EDIT: Chyba ma poczucie humoru, bo przewróciła oczyma i stwierdziła sarkastycznym tonem: Śliczne.

Emelkali, Ty mnie przyprawiasz o ból głowy. :-) Jeszcze jedna specjalizacja? Nie za wiele masz talentów? :-) (AdamKB)

Edit:

Ja, na przykład, zmieniłbym komentarz Regulatorów na temat “edit”, ale tylko jeśli ktoś by spytał o zdanie, w żadnym innym wypadku :)

Pan Wysokiego Domu

Nie rozumiem Panie… Kto pyta? Kto wyraża zdanie? Co zmienić? ;-)

Gdyby ci, którzy źle o mnie myślą, wiedzieli co ja o nich myślę, myśleliby o mnie jeszcze gorzej.

Regulatorzy,

Nic, zupełnie nic.

:)

Pan Wysokiego Domu

Mnie też się drabble podoba. 

Co prawda nie mam córki, a przynajmniej nic mi o tym nie wiadomo, ale może kiedyś jeszcze będę mieć, więc chyba warto popracować nad muskulaturą ;)
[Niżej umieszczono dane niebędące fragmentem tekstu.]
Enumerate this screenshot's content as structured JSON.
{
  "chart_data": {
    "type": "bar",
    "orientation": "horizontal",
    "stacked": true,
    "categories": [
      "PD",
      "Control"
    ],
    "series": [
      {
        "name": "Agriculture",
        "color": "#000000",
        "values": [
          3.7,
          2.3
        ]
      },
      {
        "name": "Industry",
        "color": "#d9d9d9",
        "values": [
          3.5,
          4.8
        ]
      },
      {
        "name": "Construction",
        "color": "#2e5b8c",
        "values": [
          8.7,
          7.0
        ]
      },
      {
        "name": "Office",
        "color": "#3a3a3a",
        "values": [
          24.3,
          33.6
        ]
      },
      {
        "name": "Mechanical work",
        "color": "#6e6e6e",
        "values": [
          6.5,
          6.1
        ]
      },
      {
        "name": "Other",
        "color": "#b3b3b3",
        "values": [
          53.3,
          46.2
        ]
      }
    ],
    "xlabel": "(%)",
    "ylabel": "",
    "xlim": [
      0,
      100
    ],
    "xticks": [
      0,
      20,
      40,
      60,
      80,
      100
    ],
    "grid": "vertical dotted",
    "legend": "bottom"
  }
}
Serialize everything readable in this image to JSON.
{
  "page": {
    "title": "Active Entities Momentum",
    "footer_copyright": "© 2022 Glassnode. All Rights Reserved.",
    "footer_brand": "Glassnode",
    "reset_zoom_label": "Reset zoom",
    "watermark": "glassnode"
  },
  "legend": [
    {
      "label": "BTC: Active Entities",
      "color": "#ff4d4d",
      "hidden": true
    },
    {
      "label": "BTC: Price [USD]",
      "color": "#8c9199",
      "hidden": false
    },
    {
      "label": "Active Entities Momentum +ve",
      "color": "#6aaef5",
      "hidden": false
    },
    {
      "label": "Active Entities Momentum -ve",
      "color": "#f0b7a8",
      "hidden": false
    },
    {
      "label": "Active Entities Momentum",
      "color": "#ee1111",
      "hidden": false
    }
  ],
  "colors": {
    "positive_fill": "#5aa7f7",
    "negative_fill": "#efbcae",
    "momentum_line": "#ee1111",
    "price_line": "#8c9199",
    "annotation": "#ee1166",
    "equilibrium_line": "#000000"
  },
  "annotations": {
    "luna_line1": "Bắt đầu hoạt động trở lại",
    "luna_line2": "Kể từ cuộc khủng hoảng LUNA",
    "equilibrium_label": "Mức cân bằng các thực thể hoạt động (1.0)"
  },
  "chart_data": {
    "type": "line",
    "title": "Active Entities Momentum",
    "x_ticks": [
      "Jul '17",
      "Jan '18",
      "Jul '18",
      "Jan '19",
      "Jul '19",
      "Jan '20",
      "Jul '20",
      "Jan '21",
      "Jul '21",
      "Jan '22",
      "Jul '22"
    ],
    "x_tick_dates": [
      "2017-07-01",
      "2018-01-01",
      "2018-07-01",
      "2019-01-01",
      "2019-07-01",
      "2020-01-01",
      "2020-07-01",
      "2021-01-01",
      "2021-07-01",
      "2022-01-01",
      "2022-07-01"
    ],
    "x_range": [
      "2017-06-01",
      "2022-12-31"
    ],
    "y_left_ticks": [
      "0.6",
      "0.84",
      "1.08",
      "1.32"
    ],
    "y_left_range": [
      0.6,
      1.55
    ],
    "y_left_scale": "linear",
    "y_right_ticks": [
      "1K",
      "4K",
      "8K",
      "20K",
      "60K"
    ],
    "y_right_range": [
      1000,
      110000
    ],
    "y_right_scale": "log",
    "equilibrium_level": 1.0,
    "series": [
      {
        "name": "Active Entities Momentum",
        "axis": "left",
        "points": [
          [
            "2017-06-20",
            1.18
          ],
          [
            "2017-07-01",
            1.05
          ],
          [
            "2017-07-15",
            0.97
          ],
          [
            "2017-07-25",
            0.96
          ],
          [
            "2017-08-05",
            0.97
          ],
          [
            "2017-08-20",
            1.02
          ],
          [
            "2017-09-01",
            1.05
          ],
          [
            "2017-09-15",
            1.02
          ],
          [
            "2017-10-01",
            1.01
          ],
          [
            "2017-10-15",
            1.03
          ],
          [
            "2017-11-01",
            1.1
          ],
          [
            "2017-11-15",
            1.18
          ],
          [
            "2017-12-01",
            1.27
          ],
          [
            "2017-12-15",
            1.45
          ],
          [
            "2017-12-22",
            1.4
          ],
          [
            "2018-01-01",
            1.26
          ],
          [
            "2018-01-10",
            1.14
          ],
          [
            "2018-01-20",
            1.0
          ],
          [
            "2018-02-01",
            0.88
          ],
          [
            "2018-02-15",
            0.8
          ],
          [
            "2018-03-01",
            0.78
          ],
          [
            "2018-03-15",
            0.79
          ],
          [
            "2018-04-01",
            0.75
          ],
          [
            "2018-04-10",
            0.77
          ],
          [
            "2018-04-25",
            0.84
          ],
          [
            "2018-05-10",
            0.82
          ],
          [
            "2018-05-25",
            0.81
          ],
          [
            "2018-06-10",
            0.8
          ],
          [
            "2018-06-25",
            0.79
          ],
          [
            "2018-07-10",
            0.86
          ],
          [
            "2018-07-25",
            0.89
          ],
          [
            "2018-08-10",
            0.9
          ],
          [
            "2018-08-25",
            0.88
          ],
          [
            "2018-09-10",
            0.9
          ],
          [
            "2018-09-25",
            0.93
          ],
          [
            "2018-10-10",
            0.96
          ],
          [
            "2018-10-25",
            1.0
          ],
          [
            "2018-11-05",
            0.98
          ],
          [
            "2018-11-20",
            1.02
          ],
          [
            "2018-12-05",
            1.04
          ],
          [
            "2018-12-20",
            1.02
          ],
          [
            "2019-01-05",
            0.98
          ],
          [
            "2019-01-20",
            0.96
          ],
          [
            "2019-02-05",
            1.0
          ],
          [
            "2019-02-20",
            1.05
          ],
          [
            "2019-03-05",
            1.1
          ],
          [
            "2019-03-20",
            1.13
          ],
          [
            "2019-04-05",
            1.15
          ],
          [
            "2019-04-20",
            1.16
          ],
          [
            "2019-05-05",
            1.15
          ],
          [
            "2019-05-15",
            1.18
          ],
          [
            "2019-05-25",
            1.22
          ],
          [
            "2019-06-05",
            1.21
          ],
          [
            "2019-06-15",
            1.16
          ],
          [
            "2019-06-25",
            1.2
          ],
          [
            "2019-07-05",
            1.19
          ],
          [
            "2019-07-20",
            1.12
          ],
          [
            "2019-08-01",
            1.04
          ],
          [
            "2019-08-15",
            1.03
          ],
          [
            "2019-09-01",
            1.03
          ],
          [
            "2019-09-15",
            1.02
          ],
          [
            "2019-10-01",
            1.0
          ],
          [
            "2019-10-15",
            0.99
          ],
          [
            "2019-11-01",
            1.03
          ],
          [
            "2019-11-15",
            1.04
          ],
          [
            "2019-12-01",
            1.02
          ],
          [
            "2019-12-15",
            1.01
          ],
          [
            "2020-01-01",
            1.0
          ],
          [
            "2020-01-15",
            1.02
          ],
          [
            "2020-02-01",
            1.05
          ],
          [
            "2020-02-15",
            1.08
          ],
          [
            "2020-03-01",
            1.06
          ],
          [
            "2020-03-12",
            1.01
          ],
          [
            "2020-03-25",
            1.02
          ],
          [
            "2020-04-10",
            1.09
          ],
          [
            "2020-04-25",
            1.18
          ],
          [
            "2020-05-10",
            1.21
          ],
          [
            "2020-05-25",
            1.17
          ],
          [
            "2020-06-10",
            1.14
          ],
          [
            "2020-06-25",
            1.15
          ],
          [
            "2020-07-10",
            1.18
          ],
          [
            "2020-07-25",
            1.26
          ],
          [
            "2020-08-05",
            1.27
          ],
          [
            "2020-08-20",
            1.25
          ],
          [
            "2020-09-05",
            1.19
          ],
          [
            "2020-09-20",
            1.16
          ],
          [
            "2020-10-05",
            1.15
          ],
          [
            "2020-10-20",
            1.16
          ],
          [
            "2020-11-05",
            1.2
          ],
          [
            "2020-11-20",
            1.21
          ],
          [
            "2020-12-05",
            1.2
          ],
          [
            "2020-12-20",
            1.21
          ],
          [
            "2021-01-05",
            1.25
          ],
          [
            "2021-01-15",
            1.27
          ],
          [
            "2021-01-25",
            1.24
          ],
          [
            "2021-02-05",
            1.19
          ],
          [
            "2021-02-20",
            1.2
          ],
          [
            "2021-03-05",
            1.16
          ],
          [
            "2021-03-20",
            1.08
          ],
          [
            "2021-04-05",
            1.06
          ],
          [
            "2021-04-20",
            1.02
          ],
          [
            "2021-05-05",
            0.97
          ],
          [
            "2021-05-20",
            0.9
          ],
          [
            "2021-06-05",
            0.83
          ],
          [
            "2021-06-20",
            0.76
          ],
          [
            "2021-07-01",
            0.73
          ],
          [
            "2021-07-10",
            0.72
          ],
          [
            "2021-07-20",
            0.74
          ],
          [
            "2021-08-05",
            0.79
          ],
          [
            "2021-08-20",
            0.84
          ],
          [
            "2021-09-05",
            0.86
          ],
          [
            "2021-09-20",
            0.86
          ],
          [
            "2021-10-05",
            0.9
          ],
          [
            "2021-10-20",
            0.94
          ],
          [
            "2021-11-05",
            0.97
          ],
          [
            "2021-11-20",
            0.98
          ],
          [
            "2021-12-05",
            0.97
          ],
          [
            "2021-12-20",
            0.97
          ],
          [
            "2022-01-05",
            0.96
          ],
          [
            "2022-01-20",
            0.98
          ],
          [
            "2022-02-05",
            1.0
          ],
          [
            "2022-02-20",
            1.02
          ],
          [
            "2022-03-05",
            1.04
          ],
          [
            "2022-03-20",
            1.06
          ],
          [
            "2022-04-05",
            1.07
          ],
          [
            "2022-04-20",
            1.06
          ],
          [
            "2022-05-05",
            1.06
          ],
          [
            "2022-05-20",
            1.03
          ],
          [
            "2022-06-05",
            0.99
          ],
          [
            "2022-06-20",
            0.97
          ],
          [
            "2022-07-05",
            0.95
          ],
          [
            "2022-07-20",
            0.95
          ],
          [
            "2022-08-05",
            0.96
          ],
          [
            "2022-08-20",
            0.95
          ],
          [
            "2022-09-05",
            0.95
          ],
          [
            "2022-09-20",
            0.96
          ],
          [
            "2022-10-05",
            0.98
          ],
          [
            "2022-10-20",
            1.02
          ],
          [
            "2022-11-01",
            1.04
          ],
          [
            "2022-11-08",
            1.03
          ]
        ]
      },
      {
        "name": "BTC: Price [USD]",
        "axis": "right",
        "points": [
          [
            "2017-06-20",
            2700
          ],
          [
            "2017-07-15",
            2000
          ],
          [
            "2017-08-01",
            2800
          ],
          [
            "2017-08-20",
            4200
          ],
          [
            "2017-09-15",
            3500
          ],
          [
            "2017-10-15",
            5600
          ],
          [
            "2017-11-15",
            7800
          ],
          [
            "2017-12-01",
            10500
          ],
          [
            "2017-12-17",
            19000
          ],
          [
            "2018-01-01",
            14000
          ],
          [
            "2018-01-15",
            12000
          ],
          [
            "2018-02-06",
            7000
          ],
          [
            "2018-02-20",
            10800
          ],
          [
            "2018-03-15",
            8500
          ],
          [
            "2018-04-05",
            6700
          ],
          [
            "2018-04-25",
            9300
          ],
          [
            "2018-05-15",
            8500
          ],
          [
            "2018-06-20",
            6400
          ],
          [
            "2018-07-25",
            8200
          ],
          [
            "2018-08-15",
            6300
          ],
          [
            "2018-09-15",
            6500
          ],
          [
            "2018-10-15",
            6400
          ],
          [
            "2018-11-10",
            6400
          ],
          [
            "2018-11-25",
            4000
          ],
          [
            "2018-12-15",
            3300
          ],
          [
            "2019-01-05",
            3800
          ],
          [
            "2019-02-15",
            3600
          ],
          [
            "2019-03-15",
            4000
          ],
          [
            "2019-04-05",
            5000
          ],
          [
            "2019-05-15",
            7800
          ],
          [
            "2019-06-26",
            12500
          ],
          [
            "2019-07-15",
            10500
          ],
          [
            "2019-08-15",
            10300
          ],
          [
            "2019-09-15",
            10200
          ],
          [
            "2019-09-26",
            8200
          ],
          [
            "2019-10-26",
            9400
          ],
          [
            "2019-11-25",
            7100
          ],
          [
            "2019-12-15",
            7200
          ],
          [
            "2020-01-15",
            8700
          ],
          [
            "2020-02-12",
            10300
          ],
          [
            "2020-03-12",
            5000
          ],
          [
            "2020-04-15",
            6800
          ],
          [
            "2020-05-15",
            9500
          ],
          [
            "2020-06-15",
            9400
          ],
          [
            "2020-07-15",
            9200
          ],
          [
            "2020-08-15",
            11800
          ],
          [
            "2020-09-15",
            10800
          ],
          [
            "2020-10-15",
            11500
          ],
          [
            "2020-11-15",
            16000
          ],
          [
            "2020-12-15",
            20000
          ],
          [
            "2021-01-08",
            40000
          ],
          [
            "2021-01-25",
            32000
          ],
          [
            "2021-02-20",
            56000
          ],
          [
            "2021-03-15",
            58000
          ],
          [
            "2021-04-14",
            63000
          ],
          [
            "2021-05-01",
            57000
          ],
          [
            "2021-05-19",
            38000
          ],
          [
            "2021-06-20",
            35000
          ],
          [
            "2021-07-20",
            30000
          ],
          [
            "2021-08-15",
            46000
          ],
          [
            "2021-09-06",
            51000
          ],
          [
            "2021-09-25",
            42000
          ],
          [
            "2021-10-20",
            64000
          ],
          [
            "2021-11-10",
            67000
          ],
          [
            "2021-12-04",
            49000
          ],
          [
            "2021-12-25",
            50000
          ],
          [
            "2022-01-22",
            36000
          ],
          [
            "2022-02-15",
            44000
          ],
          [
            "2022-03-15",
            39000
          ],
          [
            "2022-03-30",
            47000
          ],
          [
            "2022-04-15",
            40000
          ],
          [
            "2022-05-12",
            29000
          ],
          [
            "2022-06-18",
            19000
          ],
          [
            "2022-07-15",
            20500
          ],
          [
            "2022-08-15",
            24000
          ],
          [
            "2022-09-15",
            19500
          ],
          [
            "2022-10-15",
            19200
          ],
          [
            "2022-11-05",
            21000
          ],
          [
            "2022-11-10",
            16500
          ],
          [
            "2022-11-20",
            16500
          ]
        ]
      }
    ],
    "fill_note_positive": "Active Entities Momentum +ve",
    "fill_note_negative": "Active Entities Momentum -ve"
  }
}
Unfall, Skarbie, to nie musi koniecznie być córka. Syn powinien sprawdzić się nawet lepiej :)

A nad muskulaturą zawsze warto popracować :)

Dzięki za wizytę i komentarz :*

Emelkali, Ty mnie przyprawiasz o ból głowy. :-) Jeszcze jedna specjalizacja? Nie za wiele masz talentów? :-) (AdamKB)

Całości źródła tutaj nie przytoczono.